As counterpoint to my original balks (a rebalking!):
- Wahlberg’s hatred of his partner’s “weakness” is overplayed to show the fear of femininity in cop movie culture
- The bro rant against the Prius is overplayed to emphasize the above, and to highlight the general nonsensical misogyny of the genre
- Eva Mendes’ role is a play on how often ugly cops have gorgeous wives they mistreat, and these wives often conveniently announce a pregnancy to raise the stakes, as well as always exist to offer the downtrodden male cop succor and sex (and dinner).
- Wahlberg’s stalking is a direct reference to Carlito’s Way, where Carlito does indeed stalk Penelope Anne Miller in her ballet class, which is portrayed as romantic.
- There aren’t any women besides wives, girlfriend’s, and a hooker or two in cop movies.

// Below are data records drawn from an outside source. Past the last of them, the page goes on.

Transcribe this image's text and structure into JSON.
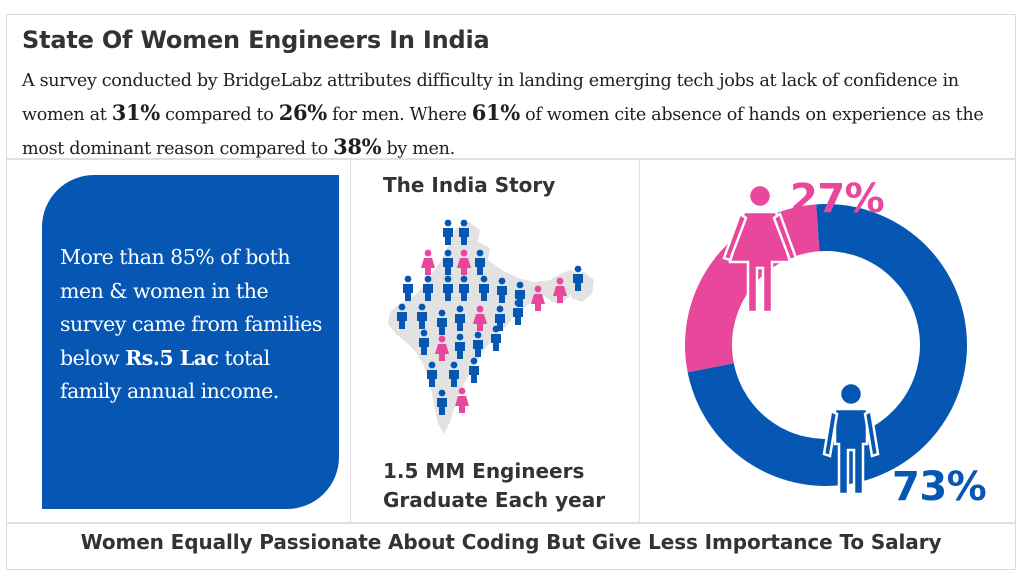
{
  "header": {
    "title": "State Of Women Engineers In India",
    "desc_1": "A survey conducted by BridgeLabz attributes difficulty in landing emerging tech jobs at lack of confidence in women at ",
    "stat_1": "31%",
    "desc_2": " compared to ",
    "stat_2": "26%",
    "desc_3": " for men. Where ",
    "stat_3": "61%",
    "desc_4": " of women cite absence of hands on experience as the most dominant reason compared to ",
    "stat_4": "38%",
    "desc_5": " by men."
  },
  "card": {
    "text_1": "More than 85% of both men & women in the survey came from families below ",
    "highlight": "Rs.5 Lac",
    "text_2": " total family annual income."
  },
  "india": {
    "title": "The India Story",
    "caption_line1": "1.5 MM Engineers",
    "caption_line2": "Graduate Each year"
  },
  "chart_data": {
    "type": "pie",
    "title": "",
    "labels": [
      "27%",
      "73%"
    ],
    "values": [
      27,
      73
    ],
    "series_colors": [
      "#e8479b",
      "#0656b3"
    ],
    "icons": [
      "woman-icon",
      "man-icon"
    ]
  },
  "footer": {
    "text": "Women Equally Passionate About Coding But Give Less Importance To Salary"
  },
  "colors": {
    "blue": "#0656b3",
    "pink": "#e8479b",
    "map_gray": "#e2e2e2"
  }
}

- Ferrell’s pimp past as a take on the dark side the cops are given to show their understanding of the law, and the animal within.
And so, instead of being irritatingly blind and glib, the movie becomes savvy, part of the posse, leaning towards a feminist critique of masculinity. And, this might have actually been a key theme in the original script. If it was in there, the movie was re-shaped so unevenly by its final product, this theme is smothered enough to almost become invisible, and certainly for the 14-year-olds out there watching, non-existent.
Confusingly, Entertainment Weekly reviewed the movie as “a comedy of manhood for the age of emasculation.” Emasculation here seems like the wrong word, and leans towards the old school of offense. Perhaps what it tried to be was a comedy of manhood for the age of men as real people. Now, if the ladies (and the poor Prius) could get the same service.